Ce dernier le persuade alors de verser les sommes exigées par ETH pour les retraits à GMT. Une fois l’argent versé, plus personne ne répond à ses demandes de retrait. Le lecteur insiste auprès de son «conseiller». Ce dernier lui propose un retour de 2000 fr. en recevant un code par SMS. Mais une fois le code transmis, aucun argent n’est versé au lecteur. Au contraire: on lui débite encore 2 fois 2000 euros.
Pire: les «courtiers» de GMT Investments ont directement prélevé les fonds sur le compte de leur victime en prenant le contrôle de son ordinateur à distance. C’est environ 50 000 fr. qui ont encore été volés. Coût total de ces escroqueries: environ 300 000 fr., une somme purement envolée.

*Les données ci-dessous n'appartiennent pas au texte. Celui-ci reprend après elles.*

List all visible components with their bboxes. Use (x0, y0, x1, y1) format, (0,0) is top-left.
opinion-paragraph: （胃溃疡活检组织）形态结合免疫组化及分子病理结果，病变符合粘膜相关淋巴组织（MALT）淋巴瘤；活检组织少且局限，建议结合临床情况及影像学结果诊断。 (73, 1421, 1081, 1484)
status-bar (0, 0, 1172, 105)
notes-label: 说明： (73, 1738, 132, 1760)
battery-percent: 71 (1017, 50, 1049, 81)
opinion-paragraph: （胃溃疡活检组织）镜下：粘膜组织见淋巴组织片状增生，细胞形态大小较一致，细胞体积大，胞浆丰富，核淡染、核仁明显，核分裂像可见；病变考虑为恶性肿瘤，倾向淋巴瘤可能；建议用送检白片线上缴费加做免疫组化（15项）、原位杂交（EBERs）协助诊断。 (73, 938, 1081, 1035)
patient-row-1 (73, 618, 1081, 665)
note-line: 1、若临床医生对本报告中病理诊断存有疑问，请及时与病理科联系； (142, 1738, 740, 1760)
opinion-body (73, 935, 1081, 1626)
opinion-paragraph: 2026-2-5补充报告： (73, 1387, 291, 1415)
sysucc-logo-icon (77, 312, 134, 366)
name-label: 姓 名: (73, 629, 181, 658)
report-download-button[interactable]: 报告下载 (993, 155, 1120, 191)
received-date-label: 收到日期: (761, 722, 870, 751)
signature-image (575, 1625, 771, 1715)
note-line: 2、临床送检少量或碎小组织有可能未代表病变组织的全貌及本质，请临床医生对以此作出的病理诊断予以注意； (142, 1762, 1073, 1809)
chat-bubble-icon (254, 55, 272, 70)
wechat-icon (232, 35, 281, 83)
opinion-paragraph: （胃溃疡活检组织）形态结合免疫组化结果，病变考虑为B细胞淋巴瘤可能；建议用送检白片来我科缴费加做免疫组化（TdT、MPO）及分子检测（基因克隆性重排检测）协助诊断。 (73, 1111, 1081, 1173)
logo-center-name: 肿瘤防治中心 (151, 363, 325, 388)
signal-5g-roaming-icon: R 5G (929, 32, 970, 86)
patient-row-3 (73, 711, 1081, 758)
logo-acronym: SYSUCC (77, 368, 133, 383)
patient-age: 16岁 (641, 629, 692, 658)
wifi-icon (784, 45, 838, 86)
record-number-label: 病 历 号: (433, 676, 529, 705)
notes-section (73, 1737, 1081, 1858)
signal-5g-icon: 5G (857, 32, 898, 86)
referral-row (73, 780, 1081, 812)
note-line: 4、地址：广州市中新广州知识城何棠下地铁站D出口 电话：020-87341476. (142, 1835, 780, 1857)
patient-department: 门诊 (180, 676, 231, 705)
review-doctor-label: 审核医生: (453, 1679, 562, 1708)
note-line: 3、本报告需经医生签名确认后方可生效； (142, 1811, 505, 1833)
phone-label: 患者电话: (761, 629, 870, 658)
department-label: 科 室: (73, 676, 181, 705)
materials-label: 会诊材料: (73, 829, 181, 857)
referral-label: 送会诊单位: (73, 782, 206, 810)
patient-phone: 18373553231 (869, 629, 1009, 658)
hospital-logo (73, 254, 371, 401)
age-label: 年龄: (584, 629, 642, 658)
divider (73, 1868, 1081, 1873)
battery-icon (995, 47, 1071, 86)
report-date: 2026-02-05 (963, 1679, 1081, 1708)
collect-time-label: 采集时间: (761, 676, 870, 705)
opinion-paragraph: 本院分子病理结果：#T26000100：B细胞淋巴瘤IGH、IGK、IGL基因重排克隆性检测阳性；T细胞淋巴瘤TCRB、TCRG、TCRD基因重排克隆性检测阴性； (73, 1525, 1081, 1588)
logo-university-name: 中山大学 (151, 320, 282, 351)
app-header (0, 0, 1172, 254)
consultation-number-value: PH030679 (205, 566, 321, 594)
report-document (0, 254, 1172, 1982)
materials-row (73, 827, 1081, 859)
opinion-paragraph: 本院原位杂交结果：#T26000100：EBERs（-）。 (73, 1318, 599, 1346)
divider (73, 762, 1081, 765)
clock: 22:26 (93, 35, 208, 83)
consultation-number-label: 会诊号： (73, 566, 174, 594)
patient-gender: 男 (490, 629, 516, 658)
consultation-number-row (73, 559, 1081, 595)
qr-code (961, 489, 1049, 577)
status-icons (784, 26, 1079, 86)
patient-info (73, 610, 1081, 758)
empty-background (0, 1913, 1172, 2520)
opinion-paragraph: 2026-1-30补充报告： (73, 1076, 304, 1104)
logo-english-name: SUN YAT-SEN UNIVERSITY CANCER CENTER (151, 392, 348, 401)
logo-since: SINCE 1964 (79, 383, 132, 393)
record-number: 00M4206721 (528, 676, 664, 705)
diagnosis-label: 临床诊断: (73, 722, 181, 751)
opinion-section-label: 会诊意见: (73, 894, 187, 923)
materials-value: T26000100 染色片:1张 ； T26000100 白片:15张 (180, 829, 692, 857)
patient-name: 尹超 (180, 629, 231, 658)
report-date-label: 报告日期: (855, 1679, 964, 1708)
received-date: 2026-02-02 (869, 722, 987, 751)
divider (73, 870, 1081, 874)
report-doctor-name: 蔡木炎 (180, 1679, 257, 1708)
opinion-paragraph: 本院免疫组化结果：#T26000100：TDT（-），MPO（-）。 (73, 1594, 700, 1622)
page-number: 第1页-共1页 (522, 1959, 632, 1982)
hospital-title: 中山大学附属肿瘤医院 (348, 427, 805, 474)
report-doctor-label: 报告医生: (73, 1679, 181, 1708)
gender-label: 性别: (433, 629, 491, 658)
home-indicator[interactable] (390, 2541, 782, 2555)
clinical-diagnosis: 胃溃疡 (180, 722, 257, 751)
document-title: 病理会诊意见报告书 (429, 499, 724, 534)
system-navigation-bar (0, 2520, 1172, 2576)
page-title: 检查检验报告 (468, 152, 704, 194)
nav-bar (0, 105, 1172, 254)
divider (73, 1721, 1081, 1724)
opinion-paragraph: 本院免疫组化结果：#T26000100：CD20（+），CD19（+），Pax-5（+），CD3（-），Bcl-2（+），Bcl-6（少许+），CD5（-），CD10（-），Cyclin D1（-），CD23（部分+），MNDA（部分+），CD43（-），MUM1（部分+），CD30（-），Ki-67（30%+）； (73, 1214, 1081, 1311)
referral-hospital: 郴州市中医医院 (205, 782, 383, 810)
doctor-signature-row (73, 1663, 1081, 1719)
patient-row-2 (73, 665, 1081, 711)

La plate-forme GMT Investments est aujourd’hui désactivée, et l’argent volé a été transmis sur le compte d’une banque allemande dont la police fribourgeoise, contactée par notre lecteur, n’a pu retrouver les détenteurs.
En revanche, ETH Profits est toujours en ligne. Cette plate-forme, qui prétend avoir son siège à Londres, n’est en fait enregistrée auprès d’aucun registre du commerce. Elle est d’ailleurs présentée comme entreprise non autorisée par la Financial Conduct Authority (FCA), le gendarme financier britannique.
Et que sont devenus les fonds qui y étaient déposés? Ils ne sont pas arrivés dans une banque classique mais sur des plates-formes de négoce de cryptomonnaie légales. La police fribourgeoise a pu retrouver les wallets («portefeuilles» virtuels) mais n’a pas pu en identifier les détenteurs. Elle a donc classé la plainte.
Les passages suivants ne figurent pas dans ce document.